The bottom line is that you can't get more information out a uniform distribution. If we assume all future durations have the same probability, then they have the same probability, and we can't predict anything useful about them. We can play word games, like this 50% CI thing, but it's just that - word games, not actual insight.
It's not a uniform distribution after the first measurement, t_obs. That enables us to update the distribution, and it becomes a decaying one.
I think you mistakenly believe the distribution is still uniform after that measurement.
The best guess, that it will last for as long as it already survived for, is actually the "median" of that distribution.

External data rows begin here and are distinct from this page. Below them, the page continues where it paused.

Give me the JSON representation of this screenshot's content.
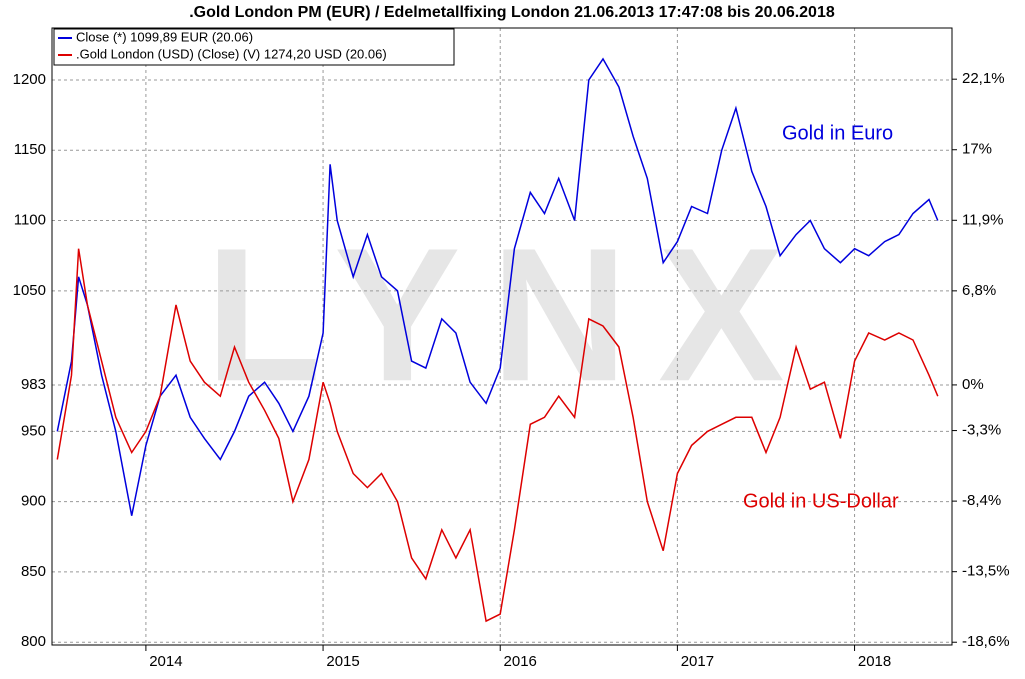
{
  "chart_data": {
    "type": "line",
    "title": ".Gold London PM (EUR) / Edelmetallfixing London 21.06.2013 17:47:08 bis 20.06.2018",
    "watermark": "LYNX",
    "annotations": [
      "Gold in Euro",
      "Gold in US-Dollar"
    ],
    "x": [
      2013.5,
      2013.58,
      2013.62,
      2013.67,
      2013.75,
      2013.83,
      2013.92,
      2014.0,
      2014.08,
      2014.17,
      2014.25,
      2014.33,
      2014.42,
      2014.5,
      2014.58,
      2014.67,
      2014.75,
      2014.83,
      2014.92,
      2015.0,
      2015.04,
      2015.08,
      2015.17,
      2015.25,
      2015.33,
      2015.42,
      2015.5,
      2015.58,
      2015.67,
      2015.75,
      2015.83,
      2015.92,
      2016.0,
      2016.08,
      2016.17,
      2016.25,
      2016.33,
      2016.42,
      2016.5,
      2016.58,
      2016.67,
      2016.75,
      2016.83,
      2016.92,
      2017.0,
      2017.08,
      2017.17,
      2017.25,
      2017.33,
      2017.42,
      2017.5,
      2017.58,
      2017.67,
      2017.75,
      2017.83,
      2017.92,
      2018.0,
      2018.08,
      2018.17,
      2018.25,
      2018.33,
      2018.42,
      2018.47
    ],
    "series": [
      {
        "name": "Close (*) 1099,89 EUR (20.06)",
        "color": "#0000dd",
        "values": [
          950,
          1000,
          1060,
          1040,
          990,
          950,
          890,
          940,
          975,
          990,
          960,
          945,
          930,
          950,
          975,
          985,
          970,
          950,
          975,
          1020,
          1140,
          1100,
          1060,
          1090,
          1060,
          1050,
          1000,
          995,
          1030,
          1020,
          985,
          970,
          995,
          1080,
          1120,
          1105,
          1130,
          1100,
          1200,
          1215,
          1195,
          1160,
          1130,
          1070,
          1085,
          1110,
          1105,
          1150,
          1180,
          1135,
          1110,
          1075,
          1090,
          1100,
          1080,
          1070,
          1080,
          1075,
          1085,
          1090,
          1105,
          1115,
          1100
        ]
      },
      {
        "name": ".Gold London (USD) (Close) (V) 1274,20 USD (20.06)",
        "color": "#dd0000",
        "values": [
          930,
          990,
          1080,
          1040,
          1000,
          960,
          935,
          950,
          975,
          1040,
          1000,
          985,
          975,
          1010,
          985,
          965,
          945,
          900,
          930,
          985,
          970,
          950,
          920,
          910,
          920,
          900,
          860,
          845,
          880,
          860,
          880,
          815,
          820,
          880,
          955,
          960,
          975,
          960,
          1030,
          1025,
          1010,
          960,
          900,
          865,
          920,
          940,
          950,
          955,
          960,
          960,
          935,
          960,
          1010,
          980,
          985,
          945,
          1000,
          1020,
          1015,
          1020,
          1015,
          990,
          975
        ]
      }
    ],
    "xlim": [
      2013.47,
      2018.55
    ],
    "xticks": [
      2014,
      2015,
      2016,
      2017,
      2018
    ],
    "ylim": [
      798,
      1237
    ],
    "yticks": [
      800,
      850,
      900,
      950,
      983,
      1050,
      1100,
      1150,
      1200
    ],
    "y2lim": [
      -18.8,
      25.8
    ],
    "y2ticks": [
      {
        "value": 22.1,
        "label": "22,1%"
      },
      {
        "value": 17,
        "label": "17%"
      },
      {
        "value": 11.9,
        "label": "11,9%"
      },
      {
        "value": 6.8,
        "label": "6,8%"
      },
      {
        "value": 0,
        "label": "0%"
      },
      {
        "value": -3.3,
        "label": "-3,3%"
      },
      {
        "value": -8.4,
        "label": "-8,4%"
      },
      {
        "value": -13.5,
        "label": "-13,5%"
      },
      {
        "value": -18.6,
        "label": "-18,6%"
      }
    ],
    "grid": true
  }
}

The median isn't the highest point on the probability curve, but the point where half the area under the curve is before it, and half the area under the curve is after it.
The cumulative distribution actually ends up pretty exponential which (I think) means that if you estimate the amount of time left in the outage as the mean of all outages that are longer than the current outage, you end up with a flat value that's around 8 hours, if I've done my maths right.
Not a statistician so I'm sure I've committed some statistical crimes there!
Unfortunately I can't find an easy way to upload images of the charts I've made right now, but you can tinker with my data:
cause,outage_start,outage_duration,incident_duration
Cell management system bug,2024-07-30T21:45:00.000000+0000,0.2861111111111111,1.4951388888888888
Latent software defect,2023-06-13T18:49:00.000000+0000,0.08055555555555555,0.15833333333333333
Automated scaling activity,2021-12-07T15:30:00.000000+0000,0.2861111111111111,0.3736111111111111
Network device operating system bug,2021-09-01T22:30:00.000000+0000,0.2583333333333333,0.2583333333333333
Thread count exceeded limit,2020-11-25T13:15:00.000000+0000,0.7138888888888889,0.7194444444444444
Datacenter cooling system failure,2019-08-23T03:36:00.000000+0000,0.24583333333333332,0.24583333333333332
Configuration error removed setting,2018-11-21T23:19:00.000000+0000,0.058333333333333334,0.058333333333333334
Command input error,2017-02-28T17:37:00.000000+0000,0.17847222222222223,0.17847222222222223
Utility power failure,2016-06-05T05:25:00.000000+0000,0.3993055555555555,0.3993055555555555
Network disruption triggering bug,2015-09-20T09:19:00.000000+0000,0.20208333333333334,0.20208333333333334
Transformer failure,2014-08-07T17:41:00.000000+0000,0.13055555555555556,3.4055555555555554
Power loss to servers,2014-06-14T04:16:00.000000+0000,0.08333333333333333,0.17638888888888887
Utility power loss,2013-12-18T06:05:00.000000+0000,0.07013888888888889,0.11388888888888889
Maintenance process error,2012-12-24T20:24:00.000000+0000,0.8270833333333333,0.9868055555555555
Memory leak in agent,2012-10-22T17:00:00.000000+0000,0.26041666666666663,0.4930555555555555
Electrical storm causing failures,2012-06-30T02:24:00.000000+0000,0.20902777777777776,0.25416666666666665
Network configuration change error,2011-04-21T07:47:00.000000+0000,1.4881944444444444,3.592361111111111
Generally expect issues for the rest of the day, AWS will recover slowly, then anyone that relies on AWS will recovery slowly. All the background jobs which are stuck will need processing.